Before the aliens ever show up, there’s a too-long sequence highlighting the character failings of Hopper. Once they do, however, a lot of stuff blows up, people die, characters mature and audiences are treated to a few Easter Eggs from the board game.

But over the course of 131 minutes, the movie is never exciting enough to make you care.

Sure, the plot is pretty weak, as is the dialogue, but that is sometimes excusable if a filmmaker can convince the viewer the villains are really “eee-vil” evil and the stakes are high. The best viewers can hope for here is a key death and a wide-eyed little kid watching the destruction (but this kid does it so well he must have a future in other disaster flicks - watching an asteroid hurtle to the Earth, watching a monster emerge from the oceans, etc.)

There are other attempts to make us feel like puny humans about to lose our planet, but since most of the action takes place on the seas against alien ships - and against exo-suited humanoids - we never get a sense of them as bad guys. Through the wizardy of CGI effects (cool but no more impressive than even the last Transformers movie), we learn they are obviously technologically superior, but who are they? For all the characters know, they may just be pissed off that Earth has been crank calling their planet. Even though their ships are very cool and I'd like to purchase one of their suits with Trap Jaw accessories, there is never a showdown where one alien strokes his mustache (or, in this case, porcupine goatee), reveals his plan and makes us really, really fear them.

The movie also leans so heavily on the proud tradition of armed service and troop support that it sometimes feels like a very long, big budget Navy recruitment video. While there is certainly nothing wrong with honoring service in movies, it smacks of a cheap, heavy-handed shortcut for character development and emotional reaction here. The greatest generation is reduced to a great Hollywood cop out. There is even a sequence (and montage) towards the end of the movie so schmaltzy with its attempt to get viewers rooting for sailors and alien ass-kicking that it elicited an audible laughter in the theater.

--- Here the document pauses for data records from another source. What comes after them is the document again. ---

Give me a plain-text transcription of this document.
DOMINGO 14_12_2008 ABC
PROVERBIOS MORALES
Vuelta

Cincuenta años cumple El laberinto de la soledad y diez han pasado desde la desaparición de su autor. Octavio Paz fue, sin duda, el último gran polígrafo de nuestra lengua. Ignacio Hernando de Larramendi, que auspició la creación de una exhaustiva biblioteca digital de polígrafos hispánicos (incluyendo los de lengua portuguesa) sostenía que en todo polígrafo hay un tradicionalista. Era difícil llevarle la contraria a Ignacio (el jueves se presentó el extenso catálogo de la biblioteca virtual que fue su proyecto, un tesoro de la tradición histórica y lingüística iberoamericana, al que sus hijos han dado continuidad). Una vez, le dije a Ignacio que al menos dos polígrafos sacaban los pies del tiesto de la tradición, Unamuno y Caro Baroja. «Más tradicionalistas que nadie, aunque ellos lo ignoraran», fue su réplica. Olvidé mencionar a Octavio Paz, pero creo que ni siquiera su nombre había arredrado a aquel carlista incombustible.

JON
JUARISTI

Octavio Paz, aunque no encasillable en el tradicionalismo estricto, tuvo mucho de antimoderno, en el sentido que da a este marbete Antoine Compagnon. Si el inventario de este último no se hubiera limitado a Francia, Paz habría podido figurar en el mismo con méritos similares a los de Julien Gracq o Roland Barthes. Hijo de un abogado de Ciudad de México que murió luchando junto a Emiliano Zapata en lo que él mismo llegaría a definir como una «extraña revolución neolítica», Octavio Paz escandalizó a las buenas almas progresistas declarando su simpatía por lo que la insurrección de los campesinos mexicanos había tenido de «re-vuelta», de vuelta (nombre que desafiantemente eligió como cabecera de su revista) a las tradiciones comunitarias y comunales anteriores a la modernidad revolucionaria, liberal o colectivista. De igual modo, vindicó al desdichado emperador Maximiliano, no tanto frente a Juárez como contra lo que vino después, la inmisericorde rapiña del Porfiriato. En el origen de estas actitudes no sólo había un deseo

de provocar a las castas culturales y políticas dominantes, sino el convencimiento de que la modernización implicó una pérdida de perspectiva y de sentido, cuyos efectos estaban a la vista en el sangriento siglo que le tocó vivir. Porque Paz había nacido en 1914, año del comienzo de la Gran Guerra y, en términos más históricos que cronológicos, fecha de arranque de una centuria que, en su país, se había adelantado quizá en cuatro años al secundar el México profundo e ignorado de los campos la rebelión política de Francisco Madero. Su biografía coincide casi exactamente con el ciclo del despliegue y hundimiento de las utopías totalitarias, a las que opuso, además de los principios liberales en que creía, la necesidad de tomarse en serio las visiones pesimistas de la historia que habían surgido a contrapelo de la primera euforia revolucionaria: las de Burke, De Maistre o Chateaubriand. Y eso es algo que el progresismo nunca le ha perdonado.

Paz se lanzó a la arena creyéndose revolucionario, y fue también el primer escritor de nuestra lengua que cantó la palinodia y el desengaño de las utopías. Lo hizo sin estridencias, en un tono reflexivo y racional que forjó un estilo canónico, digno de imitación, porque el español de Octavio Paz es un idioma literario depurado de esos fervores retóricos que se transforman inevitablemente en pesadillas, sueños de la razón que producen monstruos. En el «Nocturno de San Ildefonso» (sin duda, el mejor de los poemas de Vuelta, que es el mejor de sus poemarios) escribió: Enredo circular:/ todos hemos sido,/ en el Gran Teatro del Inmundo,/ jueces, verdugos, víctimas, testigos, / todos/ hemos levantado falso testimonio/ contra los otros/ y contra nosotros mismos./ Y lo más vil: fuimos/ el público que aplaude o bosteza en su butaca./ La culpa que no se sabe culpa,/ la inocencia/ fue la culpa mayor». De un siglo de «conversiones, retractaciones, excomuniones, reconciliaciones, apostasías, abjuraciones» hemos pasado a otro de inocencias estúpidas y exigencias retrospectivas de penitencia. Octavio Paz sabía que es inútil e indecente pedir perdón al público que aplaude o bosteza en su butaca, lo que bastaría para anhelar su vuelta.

Battleship also significantly suffers by being released just a couple weeks after The Avengers. Audiences have already seen aliens destroy a city this summer movie season, and those guys were led by a convincingly evil demi-god and repelled by a better set of developed heroes - and the spectacle was more fun. Even though Kitsch played Gambit once, he's no Hulk.

The appropriate movie critical kicker for this movie would be to suggest Battleship should be sunk, or that it likely won’t stay afloat at the box office. But instead, it is enough to say the movie is so weighed down with formulas that it’s dead in the water and rudderless; it takes a long time to get out to sea and then goes nowhere.